Just to expand on the "build from source" bit, apt-get can not only download packages in source form but also build binary packages in literally one single command.

This makes the cases where you want the full Debian build but with a patch or just stepping the version easy. That's useful when you need to patch a package or can't wait for an upstream security fix.

Too often I see people building upstream packages "by hand" in those cases. The packaging tools are great and any Linux user is greatly helped by taking a few minutes and learning the basics of apt preference files, package selection and source packages.


Not a downvoter, but if you think that compiling from source means you don't have to trust anyone, then I encourage you to read a paper called "Reflections on Trusting Trust" by Ken Thompson.

It's a very famous computer science paper, pretty easy to read. Nothing niche or controversial. I'm sure you'll find it interesting.

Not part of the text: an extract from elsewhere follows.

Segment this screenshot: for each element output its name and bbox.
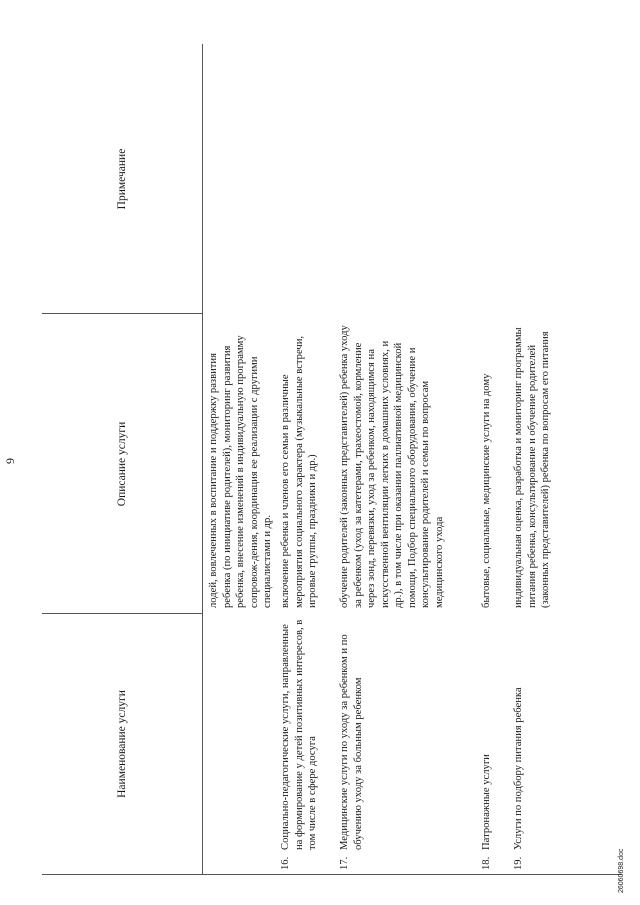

The point is that you don't have to trust anyone outside the source given by the official project you are downloading.

The fact that you can't achieve the ideal does not mean we should claim defeat.


> The act of wasting time on trivial details while important matters are inadequately attended is sometimes known as bikeshedding.

Never heard that term before, but it does, in fact, seem to describe a lot of Canonical's issues in the past decade.


See "Why should I care what color the bikeshed is?" [0] for the reference, if you're interested (and/or "Law of triviality" [1]).

---

[0]: https://www.freebsd.org/doc/en_US.ISO8859-1/books/faq/misc.h...

[1]: https://en.wikipedia.org/wiki/Law_of_triviality


Do you have an example of bikeshedding from a FLOSS mailing list?


PHK's e-mail from 20 years ago (included/linked above) is the canonical example.